Cuenta la leyenda que un día una luz, especie de relámpago, hizo caer del cielo al hijo del sol: Manco Capac, conocido como el primer Inca. Del medio del lago salió el dios Viracocha y sus descendientes conformaron la dinastía que fundó el gran imperio de Cusco.

Actualmente viven en la isla dos mil habitantes de origen quechua y aimara, que se dedican a la pesca, la agricultura, el turismo, las artesanías y el pastoreo.

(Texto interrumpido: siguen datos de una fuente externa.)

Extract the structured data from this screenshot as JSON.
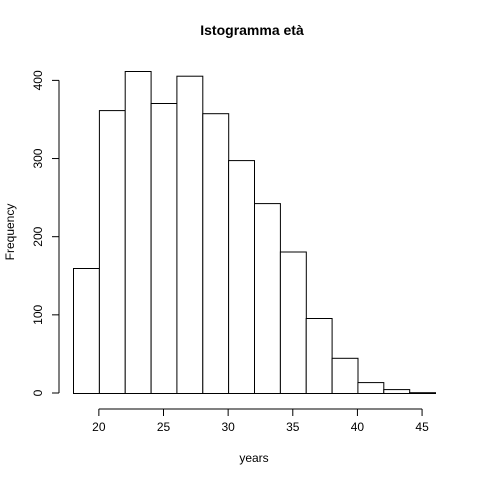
{
  "chart_data": {
    "type": "histogram",
    "title": "Istogramma età",
    "xlabel": "years",
    "ylabel": "Frequency",
    "bins": [
      {
        "start": 18,
        "end": 20,
        "count": 160
      },
      {
        "start": 20,
        "end": 22,
        "count": 362
      },
      {
        "start": 22,
        "end": 24,
        "count": 412
      },
      {
        "start": 24,
        "end": 26,
        "count": 371
      },
      {
        "start": 26,
        "end": 28,
        "count": 406
      },
      {
        "start": 28,
        "end": 30,
        "count": 358
      },
      {
        "start": 30,
        "end": 32,
        "count": 298
      },
      {
        "start": 32,
        "end": 34,
        "count": 243
      },
      {
        "start": 34,
        "end": 36,
        "count": 181
      },
      {
        "start": 36,
        "end": 38,
        "count": 96
      },
      {
        "start": 38,
        "end": 40,
        "count": 45
      },
      {
        "start": 40,
        "end": 42,
        "count": 14
      },
      {
        "start": 42,
        "end": 44,
        "count": 5
      },
      {
        "start": 44,
        "end": 46,
        "count": 1
      }
    ],
    "xticks": [
      20,
      25,
      30,
      35,
      40,
      45
    ],
    "yticks": [
      0,
      100,
      200,
      300,
      400
    ],
    "xlim": [
      18,
      46
    ],
    "ylim": [
      0,
      412
    ],
    "bar_fill": "#ffffff",
    "bar_stroke": "#000000",
    "grid": false,
    "legend": false
  }
}
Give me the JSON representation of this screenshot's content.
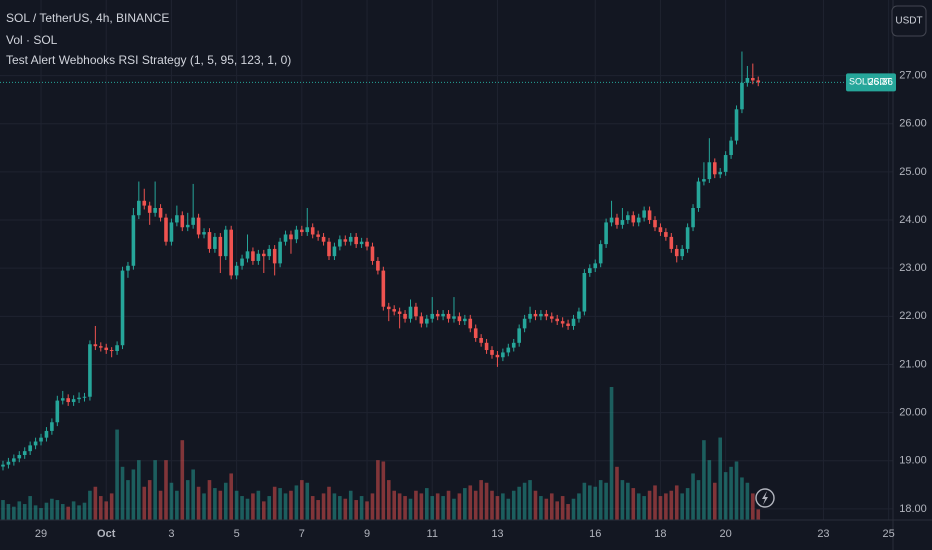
{
  "header": {
    "symbol": "SOL / TetherUS, 4h, BINANCE",
    "volume_label": "Vol · SOL",
    "strategy": "Test Alert Webhooks RSI Strategy (1, 5, 95, 123, 1, 0)"
  },
  "currency_button": "USDT",
  "chart_data": {
    "type": "candlestick",
    "symbol_label": "SOLUSDT",
    "up_color": "#26a69a",
    "down_color": "#ef5350",
    "volume_up_color": "rgba(38,166,154,0.5)",
    "volume_down_color": "rgba(239,83,80,0.5)",
    "grid": true,
    "xlim": [
      -0.55,
      163.8
    ],
    "xticks": [
      {
        "value": 7,
        "label": "29"
      },
      {
        "value": 19,
        "label": "Oct"
      },
      {
        "value": 31,
        "label": "3"
      },
      {
        "value": 43,
        "label": "5"
      },
      {
        "value": 55,
        "label": "7"
      },
      {
        "value": 67,
        "label": "9"
      },
      {
        "value": 79,
        "label": "11"
      },
      {
        "value": 91,
        "label": "13"
      },
      {
        "value": 109,
        "label": "16"
      },
      {
        "value": 121,
        "label": "18"
      },
      {
        "value": 133,
        "label": "20"
      },
      {
        "value": 151,
        "label": "23"
      },
      {
        "value": 163,
        "label": "25"
      }
    ],
    "ylim": [
      17.77,
      28.57
    ],
    "yticks": [
      {
        "value": 18,
        "label": "18.00"
      },
      {
        "value": 19,
        "label": "19.00"
      },
      {
        "value": 20,
        "label": "20.00"
      },
      {
        "value": 21,
        "label": "21.00"
      },
      {
        "value": 22,
        "label": "22.00"
      },
      {
        "value": 23,
        "label": "23.00"
      },
      {
        "value": 24,
        "label": "24.00"
      },
      {
        "value": 25,
        "label": "25.00"
      },
      {
        "value": 26,
        "label": "26.00"
      },
      {
        "value": 27,
        "label": "27.00"
      }
    ],
    "open": [
      18.88,
      18.92,
      18.98,
      19.05,
      19.12,
      19.2,
      19.32,
      19.4,
      19.48,
      19.62,
      19.8,
      20.25,
      20.3,
      20.22,
      20.28,
      20.31,
      20.33,
      21.42,
      21.38,
      21.35,
      21.3,
      21.28,
      21.4,
      22.95,
      23.05,
      24.1,
      24.4,
      24.3,
      24.15,
      24.25,
      24.05,
      23.55,
      23.95,
      24.1,
      23.85,
      23.9,
      24.05,
      23.7,
      23.75,
      23.4,
      23.65,
      23.25,
      23.8,
      22.85,
      23.05,
      23.2,
      23.35,
      23.15,
      23.3,
      23.25,
      23.4,
      23.1,
      23.55,
      23.7,
      23.6,
      23.8,
      23.75,
      23.85,
      23.7,
      23.65,
      23.55,
      23.25,
      23.45,
      23.6,
      23.55,
      23.65,
      23.5,
      23.55,
      23.45,
      23.15,
      22.95,
      22.2,
      22.15,
      22.1,
      22.05,
      21.95,
      22.2,
      22.0,
      21.85,
      21.95,
      22.05,
      22.0,
      22.05,
      21.95,
      22.0,
      21.9,
      21.95,
      21.75,
      21.55,
      21.45,
      21.3,
      21.2,
      21.15,
      21.25,
      21.35,
      21.45,
      21.75,
      21.95,
      22.05,
      22.0,
      22.05,
      22.0,
      21.95,
      21.9,
      21.85,
      21.8,
      21.95,
      22.1,
      22.9,
      23.0,
      23.1,
      23.5,
      23.95,
      24.05,
      23.9,
      24.0,
      24.1,
      23.95,
      24.05,
      24.2,
      24.0,
      23.85,
      23.75,
      23.65,
      23.4,
      23.25,
      23.4,
      23.85,
      24.25,
      24.8,
      24.85,
      25.2,
      24.95,
      25.0,
      25.35,
      25.65,
      26.3,
      26.85,
      26.95,
      26.9
    ],
    "high": [
      19.0,
      19.06,
      19.13,
      19.2,
      19.28,
      19.4,
      19.48,
      19.56,
      19.7,
      19.88,
      20.35,
      20.45,
      20.38,
      20.36,
      20.42,
      20.41,
      21.5,
      21.8,
      21.46,
      21.43,
      21.36,
      21.48,
      23.03,
      23.13,
      24.25,
      24.8,
      24.65,
      24.38,
      24.8,
      24.33,
      24.13,
      24.03,
      24.3,
      24.18,
      24.15,
      24.75,
      24.13,
      23.83,
      23.83,
      23.73,
      23.73,
      23.88,
      23.88,
      23.13,
      23.28,
      23.7,
      23.43,
      23.38,
      23.38,
      23.48,
      23.48,
      23.63,
      23.78,
      23.78,
      23.88,
      23.88,
      24.25,
      23.93,
      23.78,
      23.73,
      23.63,
      23.53,
      23.68,
      23.68,
      23.73,
      23.73,
      23.63,
      23.63,
      23.53,
      23.23,
      23.03,
      22.28,
      22.23,
      22.18,
      22.13,
      22.35,
      22.28,
      22.08,
      22.03,
      22.4,
      22.13,
      22.13,
      22.13,
      22.4,
      22.08,
      22.03,
      22.03,
      21.83,
      21.63,
      21.53,
      21.38,
      21.28,
      21.33,
      21.43,
      21.53,
      21.83,
      22.03,
      22.2,
      22.13,
      22.13,
      22.13,
      22.08,
      22.03,
      21.98,
      21.93,
      22.03,
      22.18,
      22.98,
      23.08,
      23.18,
      23.58,
      24.03,
      24.4,
      24.13,
      24.25,
      24.18,
      24.18,
      24.13,
      24.28,
      24.28,
      24.08,
      23.93,
      23.83,
      23.73,
      23.48,
      23.48,
      23.93,
      24.33,
      24.88,
      25.2,
      25.7,
      25.28,
      25.08,
      25.43,
      25.73,
      26.38,
      27.5,
      27.2,
      27.25,
      26.98
    ],
    "low": [
      18.8,
      18.84,
      18.9,
      18.97,
      19.04,
      19.12,
      19.24,
      19.32,
      19.4,
      19.54,
      19.72,
      20.17,
      20.14,
      20.14,
      20.2,
      20.23,
      20.25,
      21.3,
      21.27,
      21.22,
      21.15,
      21.2,
      21.32,
      22.8,
      22.97,
      24.02,
      24.22,
      23.9,
      24.07,
      23.97,
      23.47,
      23.47,
      23.87,
      23.77,
      23.77,
      23.82,
      23.62,
      23.62,
      23.32,
      23.32,
      22.9,
      23.17,
      22.77,
      22.77,
      22.97,
      23.12,
      23.07,
      23.07,
      22.9,
      23.17,
      22.85,
      23.02,
      23.47,
      23.3,
      23.52,
      23.67,
      23.67,
      23.62,
      23.57,
      23.47,
      23.17,
      23.17,
      23.37,
      23.47,
      23.47,
      23.42,
      23.42,
      23.37,
      23.07,
      22.87,
      22.12,
      21.9,
      22.02,
      21.75,
      21.87,
      21.87,
      21.92,
      21.77,
      21.77,
      21.87,
      21.92,
      21.92,
      21.87,
      21.87,
      21.82,
      21.82,
      21.67,
      21.47,
      21.37,
      21.22,
      21.12,
      20.95,
      21.07,
      21.17,
      21.27,
      21.37,
      21.67,
      21.87,
      21.92,
      21.92,
      21.92,
      21.87,
      21.82,
      21.77,
      21.72,
      21.72,
      21.87,
      22.02,
      22.82,
      22.92,
      23.02,
      23.42,
      23.87,
      23.82,
      23.82,
      23.92,
      23.87,
      23.87,
      23.97,
      23.92,
      23.77,
      23.67,
      23.57,
      23.32,
      23.12,
      23.17,
      23.32,
      23.77,
      24.17,
      24.72,
      24.77,
      24.87,
      24.87,
      24.92,
      25.27,
      25.57,
      26.22,
      26.77,
      26.82,
      26.78
    ],
    "close": [
      18.92,
      18.98,
      19.05,
      19.12,
      19.2,
      19.32,
      19.4,
      19.48,
      19.62,
      19.8,
      20.25,
      20.3,
      20.22,
      20.28,
      20.31,
      20.33,
      21.42,
      21.38,
      21.35,
      21.3,
      21.28,
      21.4,
      22.95,
      23.05,
      24.1,
      24.4,
      24.3,
      24.15,
      24.25,
      24.05,
      23.55,
      23.95,
      24.1,
      23.85,
      23.9,
      24.05,
      23.7,
      23.75,
      23.4,
      23.65,
      23.25,
      23.8,
      22.85,
      23.05,
      23.2,
      23.35,
      23.15,
      23.3,
      23.25,
      23.4,
      23.1,
      23.55,
      23.7,
      23.6,
      23.8,
      23.75,
      23.85,
      23.7,
      23.65,
      23.55,
      23.25,
      23.45,
      23.6,
      23.55,
      23.65,
      23.5,
      23.55,
      23.45,
      23.15,
      22.95,
      22.2,
      22.15,
      22.1,
      22.05,
      21.95,
      22.2,
      22.0,
      21.85,
      21.95,
      22.05,
      22.0,
      22.05,
      21.95,
      22.0,
      21.9,
      21.95,
      21.75,
      21.55,
      21.45,
      21.3,
      21.2,
      21.15,
      21.25,
      21.35,
      21.45,
      21.75,
      21.95,
      22.05,
      22.0,
      22.05,
      22.0,
      21.95,
      21.9,
      21.85,
      21.8,
      21.95,
      22.1,
      22.9,
      23.0,
      23.1,
      23.5,
      23.95,
      24.05,
      23.9,
      24.0,
      24.1,
      23.95,
      24.05,
      24.2,
      24.0,
      23.85,
      23.75,
      23.65,
      23.4,
      23.25,
      23.4,
      23.85,
      24.25,
      24.8,
      24.85,
      25.2,
      24.95,
      25.0,
      25.35,
      25.65,
      26.3,
      26.85,
      26.95,
      26.9,
      26.86
    ],
    "volume": [
      15,
      12,
      10,
      14,
      12,
      18,
      11,
      9,
      13,
      16,
      15,
      12,
      10,
      14,
      11,
      13,
      22,
      25,
      18,
      14,
      20,
      68,
      40,
      30,
      38,
      45,
      25,
      30,
      45,
      22,
      45,
      28,
      22,
      60,
      30,
      38,
      25,
      20,
      30,
      24,
      22,
      28,
      35,
      22,
      18,
      16,
      20,
      22,
      14,
      18,
      25,
      24,
      20,
      22,
      26,
      30,
      28,
      18,
      15,
      20,
      25,
      20,
      18,
      16,
      22,
      15,
      18,
      14,
      20,
      45,
      44,
      30,
      22,
      20,
      18,
      16,
      22,
      20,
      24,
      18,
      20,
      18,
      22,
      16,
      20,
      24,
      26,
      22,
      30,
      28,
      22,
      18,
      20,
      16,
      22,
      25,
      28,
      30,
      22,
      18,
      16,
      20,
      14,
      18,
      12,
      16,
      20,
      28,
      26,
      25,
      30,
      28,
      100,
      40,
      30,
      28,
      24,
      20,
      18,
      22,
      26,
      18,
      20,
      22,
      26,
      20,
      24,
      35,
      30,
      60,
      45,
      28,
      62,
      36,
      40,
      44,
      32,
      28,
      20,
      8
    ]
  }
}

La Isla del sol debe recorrerse a pie para apreciarse en su totalidad y el paseo dura tres horas. La excursión incluye las visitas al Museo de Oro de la ciudad sumergida, llamada Marka Pampa, y a las ruinas incas de nombre Chinkana. Los pobladores originales de la isla guían a los turistas y cuentan apasionados su historia acerca del comienzo del mundo. Es imperdible escucharlos hablar en su lengua madre que todavía conservan: el aimara, de sonidos entrecortados casi sin vocales.

La isla cuenta con hospedajes para poder pasar la noche y apreciar un amanecer a orillas del inmenso y misterioso lago. Un viaje místico para disfrutar de la belleza natural.